Among the most visible campaign projects is the addition of five new residence halls and dining center as part of SMU’s new Residential Commons system, including on-site classes and Faculty in Residence. Six other halls have been renovated as Commons, enabling all first- and second-year students to live on campus.

The 582 scholarships created include support for undergraduates and graduate students in all seven schools of the University. Among them are Cox M.B.A. scholarships for veterans and active military students and additional scholarships for transfer students.
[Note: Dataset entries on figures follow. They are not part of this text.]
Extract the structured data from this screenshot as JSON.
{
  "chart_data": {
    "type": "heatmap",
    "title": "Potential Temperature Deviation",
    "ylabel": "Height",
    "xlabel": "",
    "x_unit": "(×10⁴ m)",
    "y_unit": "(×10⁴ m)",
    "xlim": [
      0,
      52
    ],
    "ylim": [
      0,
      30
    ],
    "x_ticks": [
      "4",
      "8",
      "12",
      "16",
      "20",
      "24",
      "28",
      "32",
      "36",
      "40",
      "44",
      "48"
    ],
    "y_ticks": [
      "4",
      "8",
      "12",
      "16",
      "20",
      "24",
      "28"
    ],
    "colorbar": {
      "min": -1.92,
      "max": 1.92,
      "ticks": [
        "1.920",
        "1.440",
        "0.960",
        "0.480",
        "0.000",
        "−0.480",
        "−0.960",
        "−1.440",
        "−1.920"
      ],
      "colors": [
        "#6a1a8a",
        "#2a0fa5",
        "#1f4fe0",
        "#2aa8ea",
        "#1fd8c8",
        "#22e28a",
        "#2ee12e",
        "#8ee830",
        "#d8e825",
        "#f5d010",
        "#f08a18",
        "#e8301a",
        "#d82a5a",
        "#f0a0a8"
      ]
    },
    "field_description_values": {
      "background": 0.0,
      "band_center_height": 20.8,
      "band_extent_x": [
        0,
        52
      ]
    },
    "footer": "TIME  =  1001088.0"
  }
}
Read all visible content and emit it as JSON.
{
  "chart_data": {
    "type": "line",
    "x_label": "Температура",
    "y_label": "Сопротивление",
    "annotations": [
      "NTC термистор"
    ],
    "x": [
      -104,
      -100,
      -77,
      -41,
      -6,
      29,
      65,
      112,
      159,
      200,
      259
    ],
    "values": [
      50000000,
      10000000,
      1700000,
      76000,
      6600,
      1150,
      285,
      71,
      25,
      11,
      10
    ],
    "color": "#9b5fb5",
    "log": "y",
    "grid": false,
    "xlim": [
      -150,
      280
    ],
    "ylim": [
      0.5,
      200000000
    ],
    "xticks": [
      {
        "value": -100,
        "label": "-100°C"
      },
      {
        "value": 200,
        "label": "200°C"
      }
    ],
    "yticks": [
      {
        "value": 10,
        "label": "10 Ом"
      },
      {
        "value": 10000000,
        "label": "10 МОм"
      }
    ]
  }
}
New support also is being provided for the Nancy Ann and Ray L. Hunt Leadership Scholars and the SMU President’s Scholars.

New academic centers reflect increasingly important fields requiring interdisciplinary approaches. These include the Tsai Center for Law, Science and Innovation in Dedman School of Law; the Dedman College Interdisciplinary Institute and the Embrey Human Rights Program, both in Dedman College; and the Darwin Deason Institute for Cyber Security in the Lyle School of Engineering, which is collaborating with academic areas throughout the University. New endowed professorships address these areas as well as topics such as global entrepreneurship, art history, education, engineering innovation, economic freedom and Methodist history.

The largest single gift to the campaign was $45 million made in March 2015 by The Meadows Foundation to support the Meadows Museum and the Meadows School of the Arts. The gift also was the largest ever given by The Meadows Foundation, and it came during the 50th anniversary year of the Museum.

Construction funded by the campaign is a major contributor to the Dallas economy. Since 2011, SMU has spent $390 million on renovation and construction projects. These are employing about 270 service providers, including architects, engineers, contractors and suppliers.